Celebrities such as The Village People and Cardi B have been regulars at Feathers.

===COVID-19 pandemic===
Like all the New Jersey nightlife venues, Feathers was ordered to cease operation in March 2020 due to the COVID-19 pandemic. Binetti applied for loans from the Paycheck Protection Program in hopes of securing the club financially, but he was not granted any aid. In June, Feathers reopened for takeout and outdoor dining, functioning on a skeleton staff of four employees and receiving about 50 customers per week, down from a pre-COVID high of 1,500. Binetti changed the business model from nightclub to restaurant, hired a new chef, modified the establishment's menu, and converted its back lot into a seating area in an attempt to maximize revenue under the new arrangements. Nevertheless, although the venue had reopened on June 15, its profits for the month totaled just $1,200.

At the end of June, when Governor Phil Murphy walked back plans to reopen indoor dining, Binetti announced that Feathers would no longer be able to tide itself over with outdoor operations alone.
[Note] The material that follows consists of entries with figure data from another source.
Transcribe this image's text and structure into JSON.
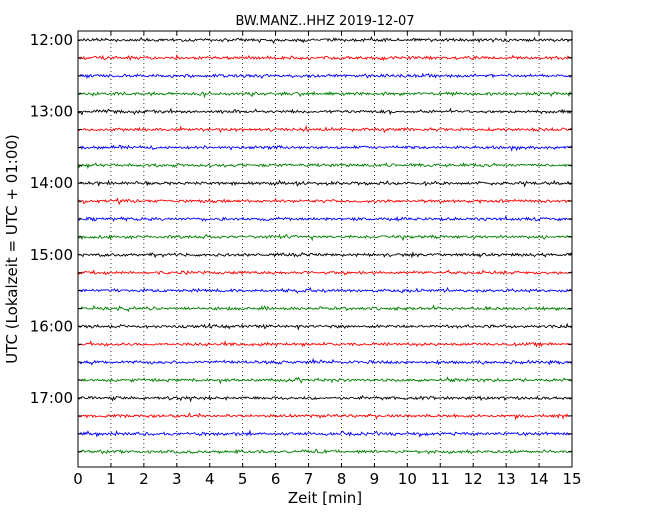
{
  "chart_data": {
    "type": "line",
    "title": "BW.MANZ..HHZ 2019-12-07",
    "xlabel": "Zeit  [min]",
    "ylabel": "UTC (Lokalzeit = UTC + 01:00)",
    "xlim": [
      0,
      15
    ],
    "x_ticks": [
      "0",
      "1",
      "2",
      "3",
      "4",
      "5",
      "6",
      "7",
      "8",
      "9",
      "10",
      "11",
      "12",
      "13",
      "14",
      "15"
    ],
    "y_ticks": [
      "12:00",
      "13:00",
      "14:00",
      "15:00",
      "16:00",
      "17:00"
    ],
    "grid": "vertical dotted",
    "trace_colors": [
      "#000000",
      "#ff0000",
      "#0000ff",
      "#008000"
    ],
    "traces": [
      {
        "start": "12:00",
        "color": "#000000"
      },
      {
        "start": "12:15",
        "color": "#ff0000"
      },
      {
        "start": "12:30",
        "color": "#0000ff"
      },
      {
        "start": "12:45",
        "color": "#008000"
      },
      {
        "start": "13:00",
        "color": "#000000"
      },
      {
        "start": "13:15",
        "color": "#ff0000"
      },
      {
        "start": "13:30",
        "color": "#0000ff"
      },
      {
        "start": "13:45",
        "color": "#008000"
      },
      {
        "start": "14:00",
        "color": "#000000"
      },
      {
        "start": "14:15",
        "color": "#ff0000"
      },
      {
        "start": "14:30",
        "color": "#0000ff"
      },
      {
        "start": "14:45",
        "color": "#008000"
      },
      {
        "start": "15:00",
        "color": "#000000"
      },
      {
        "start": "15:15",
        "color": "#ff0000"
      },
      {
        "start": "15:30",
        "color": "#0000ff"
      },
      {
        "start": "15:45",
        "color": "#008000"
      },
      {
        "start": "16:00",
        "color": "#000000"
      },
      {
        "start": "16:15",
        "color": "#ff0000"
      },
      {
        "start": "16:30",
        "color": "#0000ff"
      },
      {
        "start": "16:45",
        "color": "#008000"
      },
      {
        "start": "17:00",
        "color": "#000000"
      },
      {
        "start": "17:15",
        "color": "#ff0000"
      },
      {
        "start": "17:30",
        "color": "#0000ff"
      },
      {
        "start": "17:45",
        "color": "#008000"
      }
    ]
  }
}
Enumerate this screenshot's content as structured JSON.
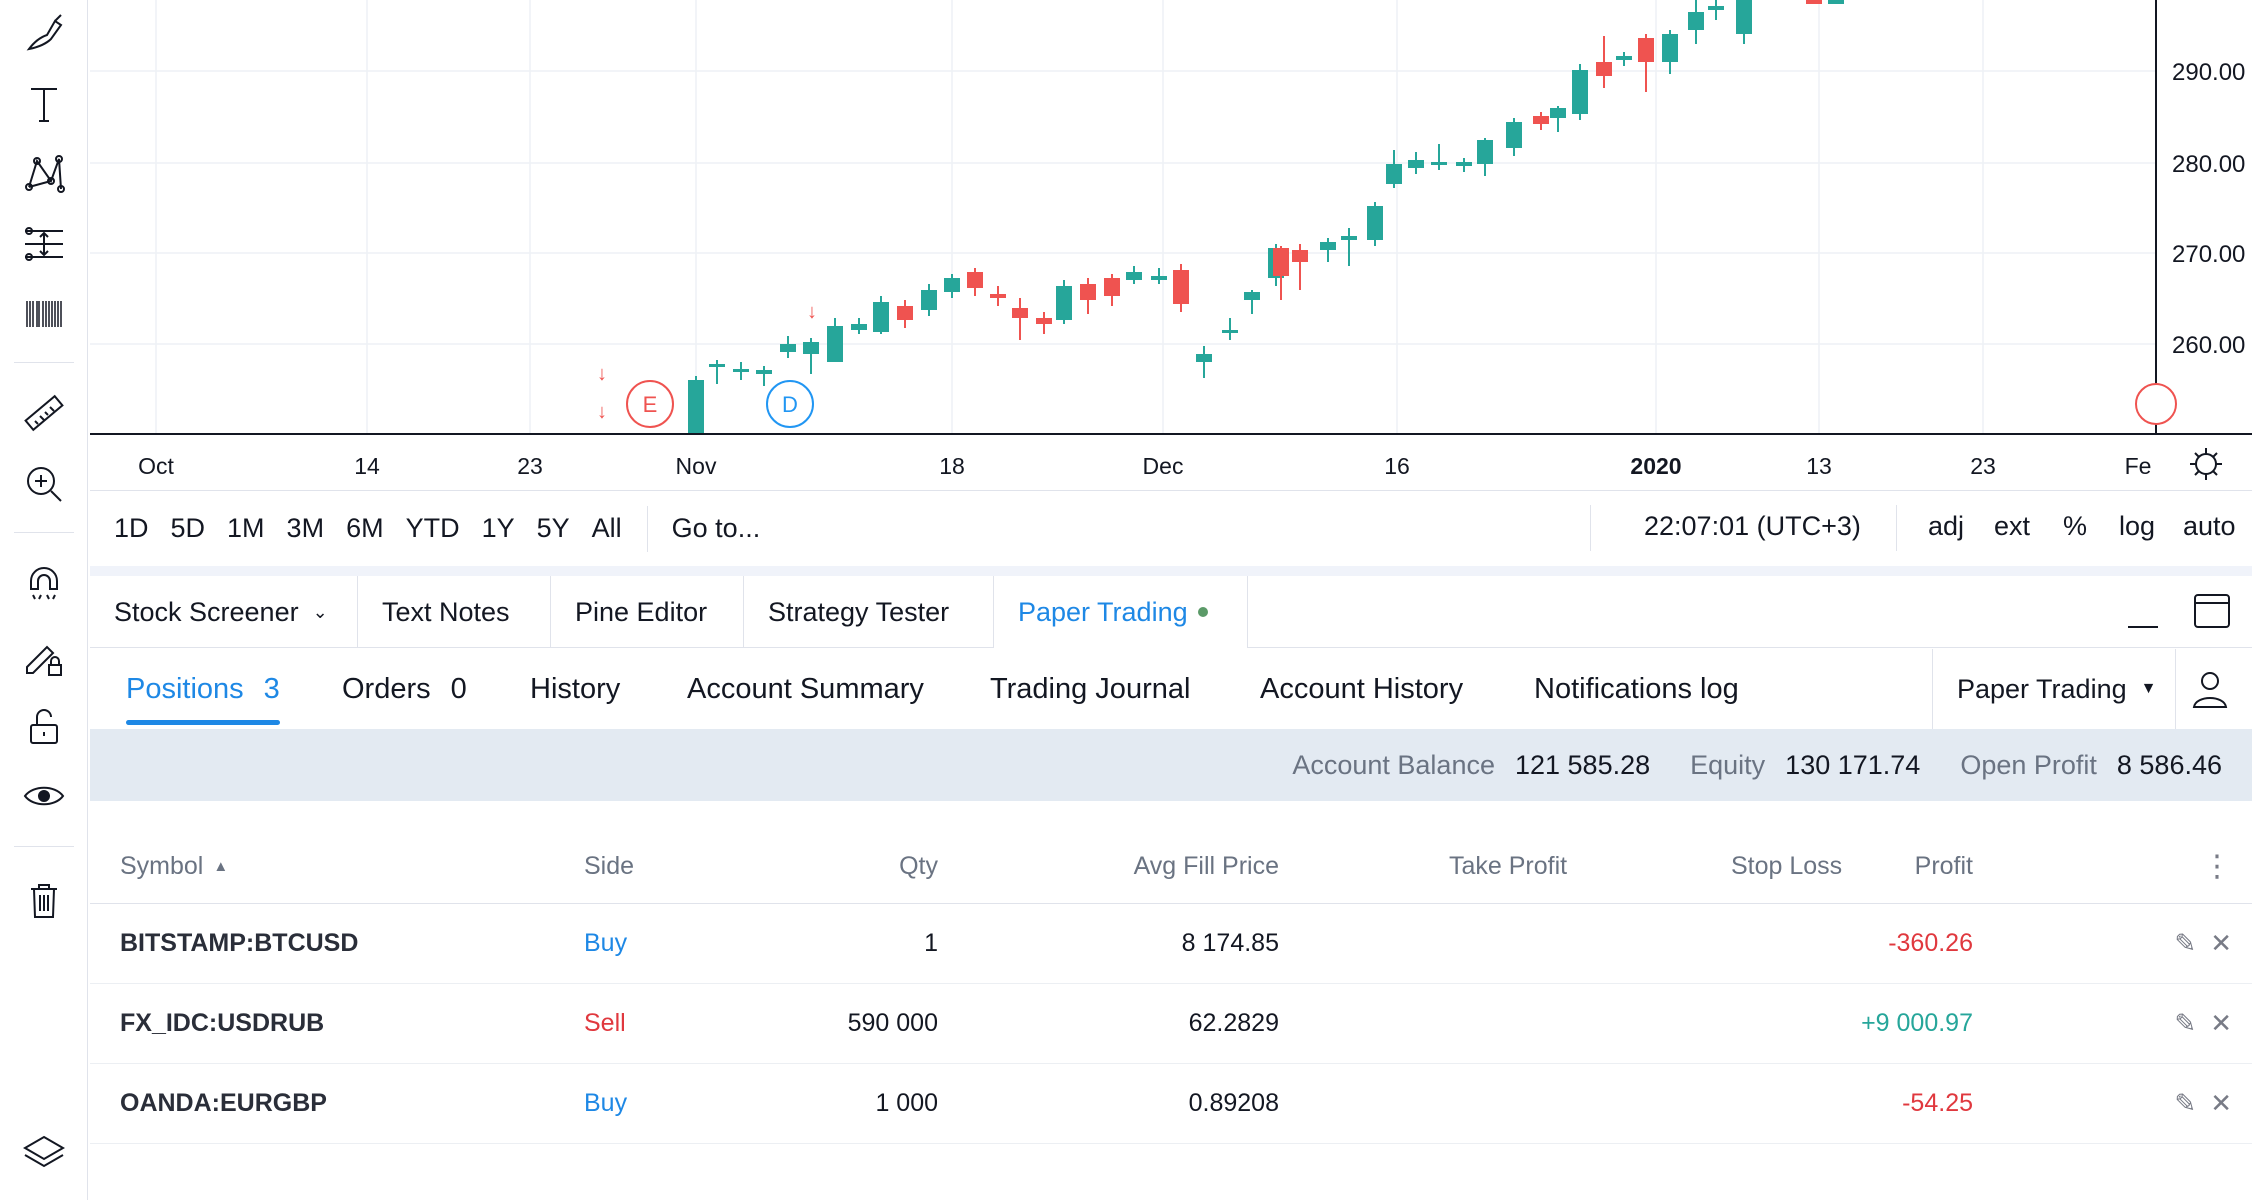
{
  "toolbar": {
    "tools": [
      {
        "name": "brush-icon"
      },
      {
        "name": "text-icon"
      },
      {
        "name": "pattern-icon"
      },
      {
        "name": "prediction-icon"
      },
      {
        "name": "icon-barcode"
      },
      {
        "name": "ruler-icon"
      },
      {
        "name": "zoom-in-icon"
      },
      {
        "name": "magnet-icon"
      },
      {
        "name": "lock-drawing-icon"
      },
      {
        "name": "unlock-icon"
      },
      {
        "name": "eye-icon"
      },
      {
        "name": "trash-icon"
      },
      {
        "name": "layers-icon"
      }
    ]
  },
  "chart": {
    "price_labels": [
      "290.00",
      "280.00",
      "270.00",
      "260.00"
    ],
    "time_labels": [
      "Oct",
      "14",
      "23",
      "Nov",
      "18",
      "Dec",
      "16",
      "2020",
      "13",
      "23",
      "Fe"
    ],
    "event_e": "E",
    "event_d": "D",
    "colors": {
      "up": "#26a69a",
      "down": "#ef5350",
      "dividend": "#2196f3"
    }
  },
  "range_bar": {
    "ranges": [
      "1D",
      "5D",
      "1M",
      "3M",
      "6M",
      "YTD",
      "1Y",
      "5Y",
      "All"
    ],
    "goto": "Go to...",
    "clock": "22:07:01 (UTC+3)",
    "options": [
      "adj",
      "ext",
      "%",
      "log",
      "auto"
    ]
  },
  "panel": {
    "tabs": [
      "Stock Screener",
      "Text Notes",
      "Pine Editor",
      "Strategy Tester",
      "Paper Trading"
    ],
    "sub_tabs": {
      "positions": "Positions",
      "positions_count": "3",
      "orders": "Orders",
      "orders_count": "0",
      "history": "History",
      "account_summary": "Account Summary",
      "trading_journal": "Trading Journal",
      "account_history": "Account History",
      "notifications_log": "Notifications log",
      "broker": "Paper Trading"
    },
    "account": {
      "balance_label": "Account Balance",
      "balance": "121 585.28",
      "equity_label": "Equity",
      "equity": "130 171.74",
      "open_profit_label": "Open Profit",
      "open_profit": "8 586.46"
    },
    "table": {
      "headers": {
        "symbol": "Symbol",
        "side": "Side",
        "qty": "Qty",
        "avg": "Avg Fill Price",
        "tp": "Take Profit",
        "sl": "Stop Loss",
        "profit": "Profit"
      },
      "rows": [
        {
          "symbol": "BITSTAMP:BTCUSD",
          "side": "Buy",
          "qty": "1",
          "avg": "8 174.85",
          "profit": "-360.26"
        },
        {
          "symbol": "FX_IDC:USDRUB",
          "side": "Sell",
          "qty": "590 000",
          "avg": "62.2829",
          "profit": "+9 000.97"
        },
        {
          "symbol": "OANDA:EURGBP",
          "side": "Buy",
          "qty": "1 000",
          "avg": "0.89208",
          "profit": "-54.25"
        }
      ]
    }
  }
}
On June 28, he launched a $75,000 GoFundMe campaign to raise the funds needed to pay off the overdue rent and taxes that the club had accrued in the four months it was closed. By July 24, donations totaled $45,000, which was enough to cover the rent. Binetti stated that the remaining balance would need to be collected within 45 days in order to keep Feathers afloat.

Celebrity performers from RuPaul's Drag Race and The Village People offered to help organize a benefit for the club, but its reduced capacity presented practical problems. As of late July, local drag queens and DJs were regularly donating socially distanced performances in Feathers' outdoor dining area to help with fundraising efforts. As of October, staple shows included a weekly drag brunch and other performances by Pissi Myles. The venue continued to host outdoor events through the 2020 holiday season, and by May 2021, it had resumed normal indoor operations, stipulating only that unvaccinated customers should wear masks.

==Reception==
In 2020, Daniel Reynolds of The Advocate wrote that visiting Feathers is "a rite of passage for LGBTQ+ New Jerseyans in coming out". FunNewJersey.com labeled the venue one of the "Best Gay Bars in NJ", citing its "awesome events" and remarking: "[Y]ou can be sure to be entertained from the moment you walk through the doors to this iconic gay club in NJ."